Gerade zuletzt begleitete sie dabei ihr Sohn, Wolf-Christoph Graf von Baudissin, Zinzendorf und Pottendorf. Wobei die nur 1,58 Meter große Frau laut ihrem Sohn bis kurz vor ihrer schweren Erkrankung noch sehr fit war und sogar Holz in einer Schubkarre durch den Garten fuhr.
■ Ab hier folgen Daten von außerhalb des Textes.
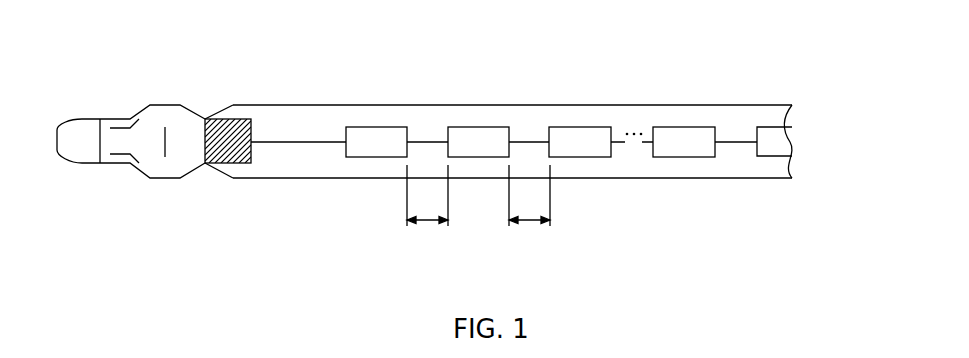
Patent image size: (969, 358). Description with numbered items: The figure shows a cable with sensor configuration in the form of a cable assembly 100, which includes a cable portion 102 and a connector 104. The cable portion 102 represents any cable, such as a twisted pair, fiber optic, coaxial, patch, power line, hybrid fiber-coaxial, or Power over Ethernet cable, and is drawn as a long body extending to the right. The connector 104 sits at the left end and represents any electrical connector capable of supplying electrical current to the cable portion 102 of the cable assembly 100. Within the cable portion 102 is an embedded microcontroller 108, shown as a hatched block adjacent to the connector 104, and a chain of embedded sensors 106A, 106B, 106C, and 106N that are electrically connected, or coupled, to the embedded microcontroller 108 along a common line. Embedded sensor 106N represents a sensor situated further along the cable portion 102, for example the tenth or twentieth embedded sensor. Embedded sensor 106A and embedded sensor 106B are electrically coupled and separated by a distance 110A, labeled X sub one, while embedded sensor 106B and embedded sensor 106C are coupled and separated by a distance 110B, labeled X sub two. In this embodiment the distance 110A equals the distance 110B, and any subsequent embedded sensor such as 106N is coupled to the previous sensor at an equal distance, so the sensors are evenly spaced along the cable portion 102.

The cable assembly 100 is at (431, 158).
The cable portion 102 is at (621, 98).
The connector 104 is at (147, 108).
The embedded sensor 106A is at (376, 142).
The embedded sensor 106B is at (478, 142).
The embedded sensor 106C is at (580, 142).
The embedded sensor 106N is at (684, 142).
The embedded microcontroller 108 is at (228, 108).
The distance 110A is at (432, 240).
The distance 110B is at (534, 240).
Die Gräfin in Jugendjahren zu ihrer Leutershausener Zeit, als sie noch Ilse Schulz hieß. Foto: privatAuch in ihrer Jugend war sie ein Energiebündel und hatte zahlreiche Hobbies. Sie spielte in Leutershausen in der Theatergruppe, sang im evangelischen Kirchenchor und war Handballerinen bei der Sportgemeinde Leutershausen (SGL). Schon mit fünf Jahren sagte sie immer: "Ich heirate mal einen Grafen." Was wohl nicht von ungefähr kam, da sie eine Freundin der in Leutershausen ansässigen gräflichen Familie von Wiser war. Und sie sollte recht behalten.
Nach einer Chorprobe traf sie im Gasthaus "Zum goldenen Hirsch" auf ihren Grafen, der gerade ein Praktikum auf dem Rotthof der von Wisers absolvierte. Eine Jugendfreundin von ihr, mit der sie bis zuletzt in Kontakt stand, erinnert sich gerne an die damalige lustige Zeit zurück. Im Gasthaus "Zum Löwen" schließlich verliebten die beiden sich, heirateten in der evangelischen Kirche in Leutershausen und zogen nach Schleswig-Holstein.
Der Kontakt an die Bergstraße blieb aber bestehen. Die Schwester der Gräfin lebte bis zu ihrem Tod im Jahr 2017 im Elternhaus in der Obergasse. Diese pflegte in Weinheim den bekannten Rennfahrer Graf Philipp Constantin von Berckheim. Im Schlosspark in Weinheim fanden dann auch die damaligen Hochzeitsfeierlichkeiten von Ilse Gräfin von Baudissin, Zinzendorf und Pottendorf mit ihrem Gatten Wolf-Heinrich statt.
"Wenn wir nach Leutershausen kamen, wusste ich immer, dass uns viele Besuche bevorstehen", sagt Wolf-Christoph Graf von Baudissin, Zinzendorf und Pottendorf schmunzelnd. Und so erinnern sich noch heute viele Leutershausener gerne an die wache, weltoffene Frau, die mit der Geschichte ihres Vaters Heinrich Schulz auch ein Stück Ortsgeschichte hinterlässt.